Last year, I made a pumpkin flan for my column at the San Francisco Chronicle and this year I wrote about how canned Indian mangoes brought absolute joy to my life in summer for Taste, so it is quite imaginable that at some point I would try to combine both these things and make a mango flan. Summer always involved mangoes from the months of April to late May. My parents would have boxes in their kitchen, where the large ripe fruit, sat on a bed of hay next to each other, carefully protected so they wouldn’t bump and bruise. Mangoes were and still are meant to be a delight. My mom’s sole duty in summer and part of many our conversations on Facetime revolve around her eating fresh mangoes in India and me struggling to find the whole fruit. Till that heavenly day arrives to my shores in California, I will make do with the canned stuff. The canned stuff is amazing when it comes to using the pulp (which is more like a purée) in dishes where the flavor is important but the texture of the mango flesh is irrelevant. I pick my cans up at the Indian grocery store near my home and they have them year round.
Just like the sweet aromatic mangoes, flans are quite a marvelous dessert creation. You don’t need much, milk, sugar and eggs and something to flavor the whole thing with. In summer, flans were typically served as a cooling sweet to stave off the sweltering, scorching heat of the sun and I never complained. It’s bitter sweet flavor from the burnt sugar, runs and drips across the edges of the baked custard, glistening in the bright light, begging you to tear into it with a spoon and scoop the sweet and soft pudding.
A special note with regards to the photos here:
The muffin pans: I wanted to see if it makes life easy for large preparations and report the results here from a more experimental standpoint.
However, you might face two challenges (and this is why I prefer the individual bowls when making this dessert).

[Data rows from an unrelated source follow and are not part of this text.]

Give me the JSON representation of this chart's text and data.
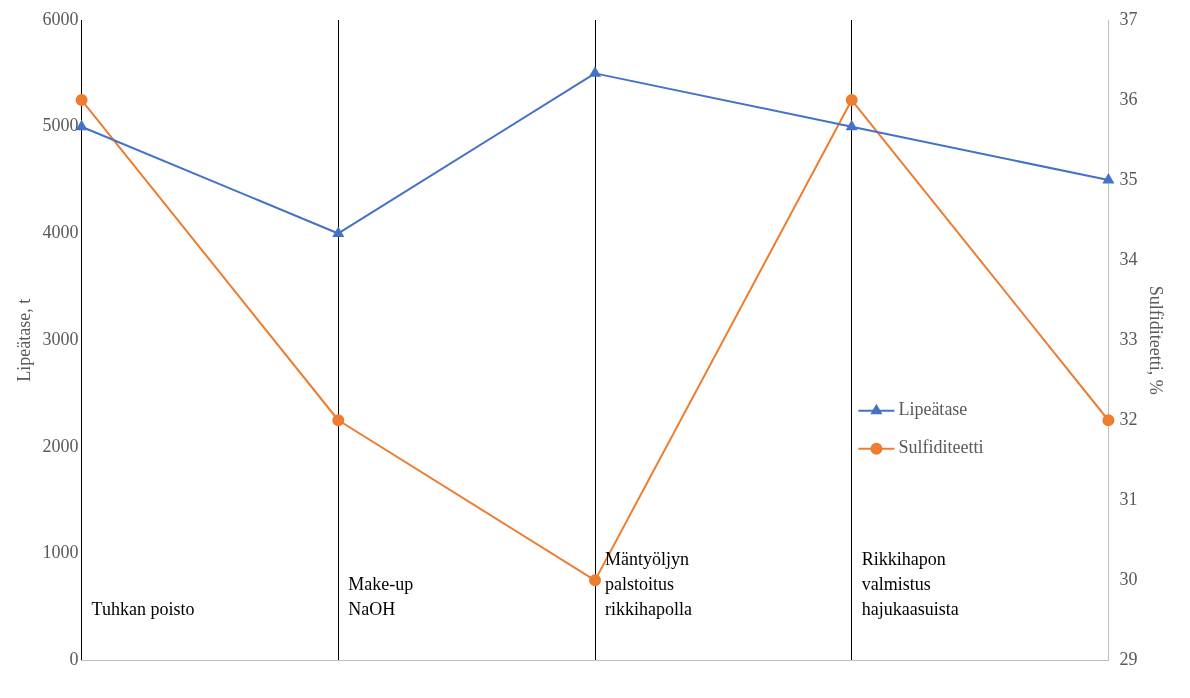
{
  "chart_data": {
    "type": "line",
    "categories": [
      null,
      null,
      null,
      null,
      null
    ],
    "ylabel": "Lipeätase, t",
    "y2label": "Sulfiditeetti, %",
    "ylim": [
      0,
      6000
    ],
    "yticks": [
      0,
      1000,
      2000,
      3000,
      4000,
      5000,
      6000
    ],
    "y2lim": [
      29,
      37
    ],
    "y2ticks": [
      29,
      30,
      31,
      32,
      33,
      34,
      35,
      36,
      37
    ],
    "series": [
      {
        "name": "Lipeätase",
        "color": "#4472c4",
        "marker": "triangle",
        "values": [
          5000,
          4000,
          5500,
          5000,
          4500
        ]
      },
      {
        "name": "Sulfiditeetti",
        "color": "#ed7d31",
        "marker": "circle",
        "axis": "y2",
        "values": [
          36,
          32,
          30,
          36,
          32
        ]
      }
    ],
    "annotations": [
      "Tuhkan poisto",
      "Make-up\nNaOH",
      "Mäntyöljyn\npalstoitus\nrikkihapolla",
      "Rikkihapon\nvalmistus\nhajukaasuista"
    ],
    "grid": "x",
    "legend": "right",
    "line_style": "solid"
  }
}
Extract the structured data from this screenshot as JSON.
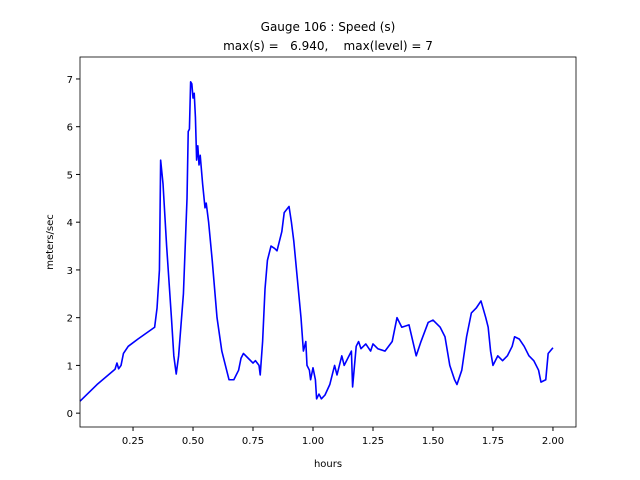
{
  "chart_data": {
    "type": "line",
    "title": "Gauge 106 : Speed (s)",
    "subtitle": "max(s) =   6.940,    max(level) = 7",
    "x_label": "hours",
    "y_label": "meters/sec",
    "xlim": [
      0.029,
      2.096
    ],
    "ylim": [
      -0.29,
      7.46
    ],
    "xticks": [
      0.25,
      {
        "value": 0.5,
        "label": "0.50"
      },
      0.75,
      {
        "value": 1.0,
        "label": "1.00"
      },
      1.25,
      {
        "value": 1.5,
        "label": "1.50"
      },
      1.75,
      {
        "value": 2.0,
        "label": "2.00"
      }
    ],
    "yticks": [
      0,
      1,
      2,
      3,
      4,
      5,
      6,
      7
    ],
    "grid": false,
    "series": [
      {
        "name": "speed",
        "color": "#0000ff",
        "x": [
          0.029,
          0.1,
          0.175,
          0.183,
          0.19,
          0.2,
          0.21,
          0.23,
          0.27,
          0.34,
          0.35,
          0.36,
          0.365,
          0.375,
          0.39,
          0.41,
          0.42,
          0.43,
          0.44,
          0.46,
          0.475,
          0.48,
          0.485,
          0.49,
          0.495,
          0.5,
          0.505,
          0.51,
          0.515,
          0.52,
          0.525,
          0.53,
          0.54,
          0.55,
          0.555,
          0.565,
          0.58,
          0.6,
          0.62,
          0.64,
          0.65,
          0.67,
          0.69,
          0.7,
          0.71,
          0.73,
          0.75,
          0.76,
          0.775,
          0.78,
          0.79,
          0.8,
          0.81,
          0.825,
          0.84,
          0.85,
          0.87,
          0.88,
          0.9,
          0.91,
          0.92,
          0.935,
          0.95,
          0.96,
          0.97,
          0.975,
          0.985,
          0.99,
          1.0,
          1.01,
          1.015,
          1.025,
          1.035,
          1.05,
          1.07,
          1.09,
          1.1,
          1.12,
          1.13,
          1.16,
          1.165,
          1.18,
          1.19,
          1.2,
          1.22,
          1.24,
          1.25,
          1.27,
          1.3,
          1.33,
          1.35,
          1.37,
          1.4,
          1.43,
          1.45,
          1.48,
          1.5,
          1.53,
          1.55,
          1.57,
          1.59,
          1.6,
          1.62,
          1.64,
          1.66,
          1.68,
          1.7,
          1.72,
          1.73,
          1.74,
          1.75,
          1.77,
          1.79,
          1.81,
          1.83,
          1.84,
          1.86,
          1.88,
          1.9,
          1.92,
          1.94,
          1.95,
          1.97,
          1.98,
          2.0
        ],
        "values": [
          0.25,
          0.6,
          0.92,
          1.05,
          0.93,
          1.0,
          1.25,
          1.4,
          1.55,
          1.8,
          2.2,
          3.0,
          5.3,
          4.8,
          3.5,
          2.0,
          1.2,
          0.82,
          1.2,
          2.5,
          4.5,
          5.9,
          5.95,
          6.94,
          6.9,
          6.6,
          6.7,
          6.2,
          5.3,
          5.6,
          5.2,
          5.4,
          4.8,
          4.3,
          4.4,
          4.0,
          3.2,
          2.0,
          1.3,
          0.9,
          0.7,
          0.7,
          0.9,
          1.15,
          1.25,
          1.15,
          1.05,
          1.1,
          1.0,
          0.8,
          1.5,
          2.6,
          3.2,
          3.5,
          3.45,
          3.4,
          3.8,
          4.2,
          4.33,
          4.0,
          3.6,
          2.8,
          2.0,
          1.3,
          1.5,
          1.0,
          0.9,
          0.7,
          0.95,
          0.7,
          0.3,
          0.4,
          0.3,
          0.38,
          0.6,
          1.0,
          0.8,
          1.2,
          1.0,
          1.3,
          0.55,
          1.4,
          1.5,
          1.35,
          1.45,
          1.3,
          1.45,
          1.35,
          1.3,
          1.5,
          2.0,
          1.8,
          1.85,
          1.2,
          1.5,
          1.9,
          1.95,
          1.8,
          1.6,
          1.0,
          0.7,
          0.6,
          0.9,
          1.6,
          2.1,
          2.2,
          2.35,
          2.0,
          1.8,
          1.3,
          1.0,
          1.2,
          1.1,
          1.2,
          1.4,
          1.6,
          1.55,
          1.4,
          1.2,
          1.1,
          0.9,
          0.65,
          0.7,
          1.25,
          1.37
        ]
      }
    ]
  }
}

1. Heating: Heating can be uneven, the ones on the outer edges of the pan will cook first and then ones in the middle last. You will end up with different cooking times for each of these.
2. Releasing: It is impractical and tricky to pop just one flan out from a muffin pan. You have to release all at the same time. Again, this is why I prefer the individual bowls.
mango cardamom flan
makes 12 individual servings
1/2 cup sugar
2 Tbsp water
1 cup canned or fresh mango puree (I’ve used the canned Indian variety: Kesar mango)
5 large eggs
seeds from 3 green cardamom pods, ground
1 cup whole milk
one 14-ounce can sweetened condensed milk
one 12-ounce can evaporated milk
Preheat the oven to 350F.
Have 12 clean small ramekin bowls ready that can hold a little 1/2 cup liquid in volume.
Place the sugar with the water in a small saucepan and heat on medium-high. Heat the sugar on medium-high heat until it starts to change color and turn amber red, swirling the pan often, about 9 to 12 minutes; watch it carefully as it can burn easily. Once the sugar reaches a dark shade of amber , immediately about 1 to 2 tsp of the hot caramel to each bowl, swirling the bowls to cover as much surface area as possible.
In a large bowl, whisk the mango with the eggs and cardamom until smooth. Whisk in the milks to form a smooth and creamy mixture. Strain the liquid through a fine mesh sieve to remove any egg bits. Then pour about 1/2 cup of this mixture carefully over a tablespoon held over the caramel in the bowl to prevent (this reduces any unnecessary mixing).
Place a wire rack in the bottom of a deep pan that the bowls can fit inside. Place the bowls in the pan and fill it with water until it reaches halfway up the sides of the bowls. You might need to do this in batches depending on how wide your pan is and how many bowls it can accommodate. Bake for 35 to 45 minutes, until the center of the flan is firm to the touch and it jiggles just slightly. Remove the bowls from the water bath. Let cool completely, then cover with plastic wrap and refrigerate overnight until set.
Release the flan by running a small, sharp knife around the edges. Place a serving plate over the top, flip carefully and tap gently to release. Serve chilled.
NOTE: The photos above show a standard muffin pan but I found that although muffin pans are great to do something like this quickly, their ability to heat and cook the custards varies by location. Individual heat proof/oven-safe bowls are the best option. I’ve shared these photos so you have an idea of how to pour the batter and how the caramel will look inside. That part won’t change regardless of the bowl.